Data Flow

This document details the typical data processing pipeline within the OpenNANDLab simulator during operations. It covers the end-to-end traversal of data through the optimization modules, Flash Translation Layer, and underlying physical NAND arrays.

1. Configuration Initialization

  • The system loads and parses configuration from the Pydantic-based SimulatorConfig model or from a supplied config.yaml file.

  • Individual components (PageFTL, ECCHandler, CachingSystem, NANDSimulator) initialize with their specific settings.

  • Firmware specifications and block limits are mapped into the execution space.

  • The NANDController validates that page_size and blocks_per_plane dimensions are mathematically compatible.

2. Write Operations

  • A LogicalRequest(op, lba, size, data) arrives at the NANDController.

  • Compression Layer: Checks the entropy of the payload and reduces data size using LZ4 or Zstandard if beneficial.

  • Write Buffer: The data is placed in the FTL’s Write Buffer (defaults to 64 pages) to facilitate sequential flushing.

  • Buffer Flush: When the buffer reaches capacity, the flush routine triggers sequentially:

    • ECC Layer: The ECCHandler mathematically encodes the data and attaches error correction parities (BCH or LDPC).

    • Scrambling: Optional bitwise XOR with deterministic layout seeds to improve electrical stability.

    • L2P Translation: The PageFTL allocates a FREE physical page from its Active Block, updates the logical-to-physical flat array, and flags the previous physical location as INVALID.

    • Wear Leveling: The engine increments the P/E cycle count for the active block and updates its position in the wear-tracking min-heap.

    • Bad Block Management: Verifies the allocated block is fully operational before executing physical voltage signals.

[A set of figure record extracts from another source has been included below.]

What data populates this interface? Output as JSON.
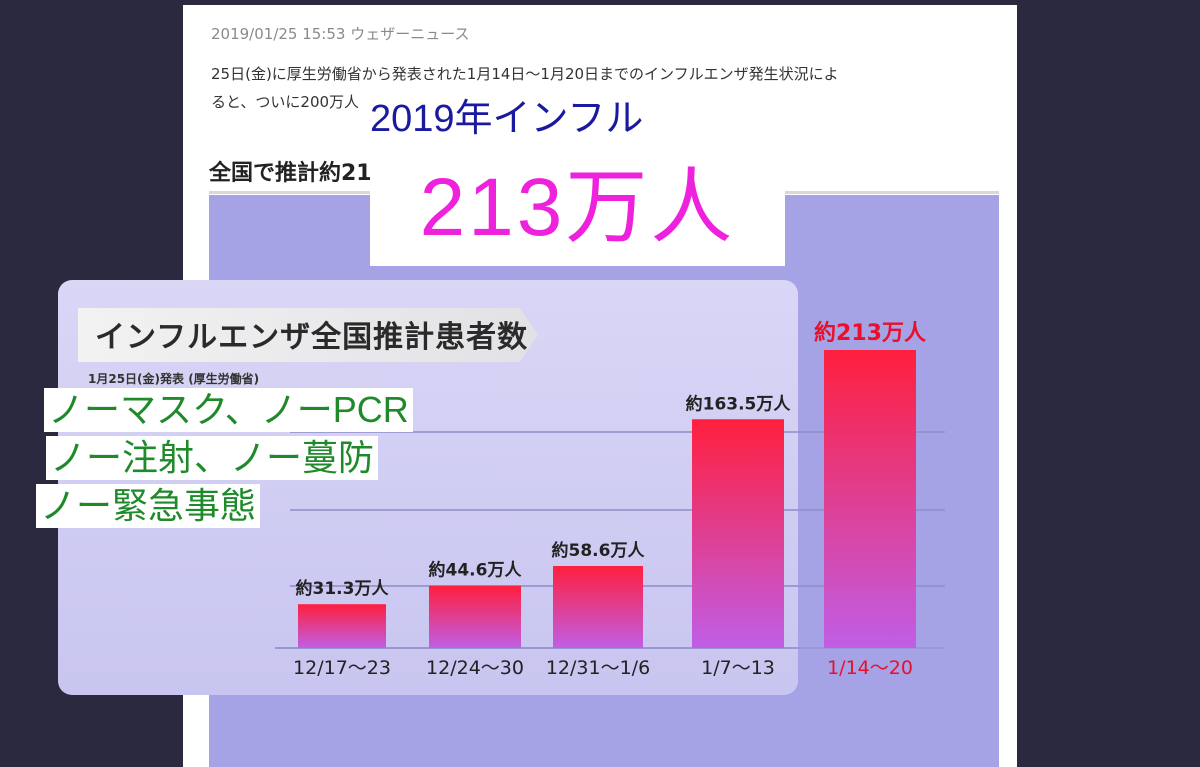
{
  "article": {
    "meta": "2019/01/25 15:53 ウェザーニュース",
    "body_line1": "25日(金)に厚生労働省から発表された1月14日～1月20日までのインフルエンザ発生状況によ",
    "body_line2": "ると、ついに200万人を超えました。",
    "section_title": "全国で推計約213万人"
  },
  "overlays": {
    "blue_text": "2019年インフル",
    "pink_text": "213万人",
    "green_lines": [
      "ノーマスク、ノーPCR",
      "ノー注射、ノー蔓防",
      "ノー緊急事態"
    ]
  },
  "chart_data": {
    "type": "bar",
    "title": "インフルエンザ全国推計患者数",
    "subtitle": "1月25日(金)発表 (厚生労働省)",
    "categories": [
      "12/17〜23",
      "12/24〜30",
      "12/31〜1/6",
      "1/7〜13",
      "1/14〜20"
    ],
    "values": [
      31.3,
      44.6,
      58.6,
      163.5,
      213
    ],
    "data_labels": [
      "約31.3万人",
      "約44.6万人",
      "約58.6万人",
      "約163.5万人",
      "約213万人"
    ],
    "unit": "万人",
    "ylim": [
      0,
      213
    ],
    "highlight_index": 4,
    "colors": {
      "bar_top": "#ff1f3e",
      "bar_bottom": "#c05ee6",
      "highlight_label": "#e8102a",
      "label": "#222222"
    }
  }
}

    • Physical Execution: The final codeword bytes are routed to the NANDSimulator.

  • Cache Registration: Successfully written payloads are registered in the caching system for swift sub-sequent access.

3. Read Operations

  • A read request queries the NANDController with a Logical Block Number (LBN).

  • Write Buffer Hook: First, the controller checks if the data resides in the FTL’s Write Buffer. If so, it is immediately decompressed and returned.

  • Caching Layer: Evaluates if the exact LBN resides in the fast CachingSystem (LRU/LFU/FIFO algorithms). A cache hit entirely bypasses the physical hardware simulation.

  • Physical Resolution: If uncached, the PageFTL maps the LBN to its physical page number (PPN) using the L2P array.

  • Hardware Access: The NANDSimulator provides the raw codeword bytes containing data and parity.

  • ECC Decoding: The ECCHandler reviews the codeword.

    • If errors exist due to the physical RBER model, it mathematically locates and attempts to correct them.

    • If errors exceed the capacity limit (e.g., beyond t for BCH), it raises an UncorrectableECCError.

  • Decompression: Original dimensions are restored via the decompression algorithm.

  • Data is returned to the caller and seamlessly inserted into the CachingSystem.

4. Garbage Collection

  • Foreground Activation: During a Write Buffer flush, if the FTL observes the free_pool of erased blocks dipping below a critical limit (usually 10%), a GC cycle is synchronously triggered.

  • Victim Selection: The GreedyGC or CostBenefitGC evaluates the physical blocks.

  • Data Evacuation: All VALID pages from the chosen victim block are physically read, verified through ECC, and moved to newly allocated pages in a fresh block.

  • Block Reset: The victim block undergoes a destructive Erase Operation (0xFF replacement), incrementing its total P/E cycle limit.

  • Pool Restoration: The freshly erased block is appended back to the FTL’s free_pool.

5. Optimization and Analysis

  • At every stage, independent telemetry events (like WriteEvent, EraseEvent, ECCEvent) are pushed to the central event bus.

  • The AnalyticsEngine intercepts these events to compute real-time derivatives such as IOPS, Latency Percentiles, Write Amplification Factor (WAF), and the ECC correction rate.

  • At the conclusion of a workload sequence, this parsed data is synthesized by the Streamlit Dashboard or Click CLI for comprehensive developer review.